Diese Unbekannten bieten jedoch auch eine enorme Anzahl von Möglichkeiten und Verantwortlichkeiten für Kliniker. Im weiteren Verlauf der Pandemie werden Lungenfunktionstests eine entscheidende Rolle bei der Bestimmung der Dauer und des Schweregrads von Folgeerkrankungen der Atemwege spielen, und das öffentliche Gesundheitssystem wird bei der Beantwortung dieser Fragen stark auf die Forschung angewiesen sein. Die ersten Anzeichen deuten darauf hin, dass pulmonale Symptome bei Long COVID weitgehend restriktive Prozesse sind, die den Gastransfer beeinträchtigen, so dass eine einfache Spirometrie in der Praxis möglicherweise nicht ausreicht, um all diese Fragen zu beantworten.

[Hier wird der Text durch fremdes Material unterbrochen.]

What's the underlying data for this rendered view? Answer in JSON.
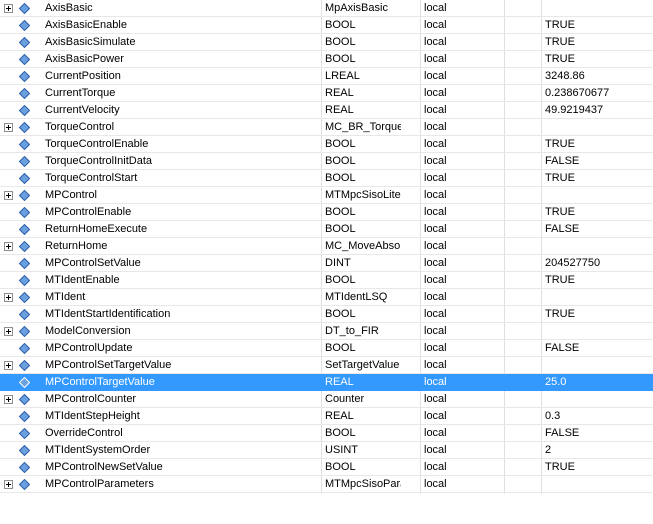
{
  "variables": [
    {
      "name": "AxisBasic",
      "type": "MpAxisBasic",
      "scope": "local",
      "value": "",
      "expandable": true
    },
    {
      "name": "AxisBasicEnable",
      "type": "BOOL",
      "scope": "local",
      "value": "TRUE",
      "expandable": false
    },
    {
      "name": "AxisBasicSimulate",
      "type": "BOOL",
      "scope": "local",
      "value": "TRUE",
      "expandable": false
    },
    {
      "name": "AxisBasicPower",
      "type": "BOOL",
      "scope": "local",
      "value": "TRUE",
      "expandable": false
    },
    {
      "name": "CurrentPosition",
      "type": "LREAL",
      "scope": "local",
      "value": "3248.86",
      "expandable": false
    },
    {
      "name": "CurrentTorque",
      "type": "REAL",
      "scope": "local",
      "value": "0.238670677",
      "expandable": false
    },
    {
      "name": "CurrentVelocity",
      "type": "REAL",
      "scope": "local",
      "value": "49.9219437",
      "expandable": false
    },
    {
      "name": "TorqueControl",
      "type": "MC_BR_Torque",
      "scope": "local",
      "value": "",
      "expandable": true
    },
    {
      "name": "TorqueControlEnable",
      "type": "BOOL",
      "scope": "local",
      "value": "TRUE",
      "expandable": false
    },
    {
      "name": "TorqueControlInitData",
      "type": "BOOL",
      "scope": "local",
      "value": "FALSE",
      "expandable": false
    },
    {
      "name": "TorqueControlStart",
      "type": "BOOL",
      "scope": "local",
      "value": "TRUE",
      "expandable": false
    },
    {
      "name": "MPControl",
      "type": "MTMpcSisoLite",
      "scope": "local",
      "value": "",
      "expandable": true
    },
    {
      "name": "MPControlEnable",
      "type": "BOOL",
      "scope": "local",
      "value": "TRUE",
      "expandable": false
    },
    {
      "name": "ReturnHomeExecute",
      "type": "BOOL",
      "scope": "local",
      "value": "FALSE",
      "expandable": false
    },
    {
      "name": "ReturnHome",
      "type": "MC_MoveAbsolu",
      "scope": "local",
      "value": "",
      "expandable": true
    },
    {
      "name": "MPControlSetValue",
      "type": "DINT",
      "scope": "local",
      "value": "204527750",
      "expandable": false
    },
    {
      "name": "MTIdentEnable",
      "type": "BOOL",
      "scope": "local",
      "value": "TRUE",
      "expandable": false
    },
    {
      "name": "MTIdent",
      "type": "MTIdentLSQ",
      "scope": "local",
      "value": "",
      "expandable": true
    },
    {
      "name": "MTIdentStartIdentification",
      "type": "BOOL",
      "scope": "local",
      "value": "TRUE",
      "expandable": false
    },
    {
      "name": "ModelConversion",
      "type": "DT_to_FIR",
      "scope": "local",
      "value": "",
      "expandable": true
    },
    {
      "name": "MPControlUpdate",
      "type": "BOOL",
      "scope": "local",
      "value": "FALSE",
      "expandable": false
    },
    {
      "name": "MPControlSetTargetValue",
      "type": "SetTargetValue",
      "scope": "local",
      "value": "",
      "expandable": true
    },
    {
      "name": "MPControlTargetValue",
      "type": "REAL",
      "scope": "local",
      "value": "25.0",
      "expandable": false,
      "selected": true
    },
    {
      "name": "MPControlCounter",
      "type": "Counter",
      "scope": "local",
      "value": "",
      "expandable": true
    },
    {
      "name": "MTIdentStepHeight",
      "type": "REAL",
      "scope": "local",
      "value": "0.3",
      "expandable": false
    },
    {
      "name": "OverrideControl",
      "type": "BOOL",
      "scope": "local",
      "value": "FALSE",
      "expandable": false
    },
    {
      "name": "MTIdentSystemOrder",
      "type": "USINT",
      "scope": "local",
      "value": "2",
      "expandable": false
    },
    {
      "name": "MPControlNewSetValue",
      "type": "BOOL",
      "scope": "local",
      "value": "TRUE",
      "expandable": false
    },
    {
      "name": "MPControlParameters",
      "type": "MTMpcSisoPara",
      "scope": "local",
      "value": "",
      "expandable": true
    }
  ],
  "icons": {
    "variable": "variable-icon",
    "expand": "expand-plus-icon"
  },
  "colors": {
    "selection": "#3399ff",
    "icon_fill": "#6aa0de",
    "icon_stroke": "#2e5fa8"
  }
}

Heutige Studien sind die ersten Schritte zur Identifizierung der Risikofaktoren und physiologischen Veränderungen, die nach dem Abklingen der "akuten" COVID-19-Erkrankung auftreten. Aufgrund der Komplexität und des Zeitrahmens solcher Studien handelt es sich um kleine Studien, die jedoch wichtige Einblicke in die möglichen Auswirkungen der Krankheit auf die Menschen, insbesondere auf ihre Lungen, liefern. Es handelt sich um einen wichtigen Ausgangspunkt, der der klinischen Tätigkeit eine Grundlage bietet, um weitere Studien durchzuführen und das Verständnis dafür zu verbessern, worauf bei COVID-19-Überlebenden zu achten ist, um die Folgeerscheinungen wirksamer zu behandeln. Sie zeigt, welch wichtige Rolle die weitere Forschung in den kommenden Jahren im Bereich der öffentlichen und kommunalen Gesundheit spielen wird.